EDIT: Someone PM's me on this a while back:

"When we were building the place we tested the armor because we were curious (and just 'cause we like shooting stuff) with a bunch of rifle rounds to see what would punch through on the first shot and as I recall the only round that actually penetrated on the first shot was some older 30-06 armor piercing (go figure). .308 and regular 30-06 dimpled it but didn't penetrate.

We'd have to go out and repair the welds holding the plates together every six months or so but that was about it.

AND! I don't know if they still do this but we had piled up sandbags BEHIND the armor of the backstop. Then you have the actual reinforced concrete of the back wall itself, which is about six inches thick.

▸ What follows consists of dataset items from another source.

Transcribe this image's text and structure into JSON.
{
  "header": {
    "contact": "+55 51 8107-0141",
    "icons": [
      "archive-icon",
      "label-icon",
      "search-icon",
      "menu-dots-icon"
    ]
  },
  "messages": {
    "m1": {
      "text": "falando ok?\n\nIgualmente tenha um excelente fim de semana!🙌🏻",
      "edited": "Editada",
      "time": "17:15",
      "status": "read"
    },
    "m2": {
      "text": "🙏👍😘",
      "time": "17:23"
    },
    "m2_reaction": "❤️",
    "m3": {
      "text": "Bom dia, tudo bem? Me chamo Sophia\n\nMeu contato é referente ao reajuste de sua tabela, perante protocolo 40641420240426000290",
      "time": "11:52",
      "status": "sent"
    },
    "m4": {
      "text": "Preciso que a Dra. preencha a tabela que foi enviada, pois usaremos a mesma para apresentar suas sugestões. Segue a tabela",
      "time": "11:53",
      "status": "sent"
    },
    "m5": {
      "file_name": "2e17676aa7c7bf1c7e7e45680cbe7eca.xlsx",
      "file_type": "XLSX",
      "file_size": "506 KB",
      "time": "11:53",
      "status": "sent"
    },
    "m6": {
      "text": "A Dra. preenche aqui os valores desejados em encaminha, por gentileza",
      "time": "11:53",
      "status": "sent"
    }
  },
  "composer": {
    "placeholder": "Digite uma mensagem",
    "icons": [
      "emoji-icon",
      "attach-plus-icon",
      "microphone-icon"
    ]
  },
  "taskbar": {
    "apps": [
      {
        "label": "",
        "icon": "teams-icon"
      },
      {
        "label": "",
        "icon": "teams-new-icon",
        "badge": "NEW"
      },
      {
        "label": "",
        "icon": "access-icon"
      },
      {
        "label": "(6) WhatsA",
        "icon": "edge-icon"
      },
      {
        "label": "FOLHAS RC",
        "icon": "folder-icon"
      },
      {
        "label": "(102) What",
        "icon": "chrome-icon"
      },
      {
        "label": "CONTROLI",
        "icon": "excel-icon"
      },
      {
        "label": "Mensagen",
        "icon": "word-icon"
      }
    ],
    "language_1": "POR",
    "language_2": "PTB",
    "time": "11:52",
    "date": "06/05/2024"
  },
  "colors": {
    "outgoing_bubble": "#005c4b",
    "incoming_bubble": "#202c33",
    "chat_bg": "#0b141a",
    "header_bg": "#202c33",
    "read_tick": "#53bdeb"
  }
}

So for handgun rounds to do what your describing they'd have to penetrate the 1/4 armor plate, then go through three or four thicknesses of sandbags and THEN go through the back six inches of concrete wall.

Not very likely.

With all that being said, we used to get questions from customers all the time asking about what they thought looked like bullet holes on the external walls of the building.
What those are is pretty simple; the walls are reinforced concrete with stucco on the outside; the stucco is held up by a wire mesh embedded in it. Over time, you'll get cracks and potholes in the stucco which exposes the wire which then rusts which gives the hole thing the look of a bullet hole pockmark."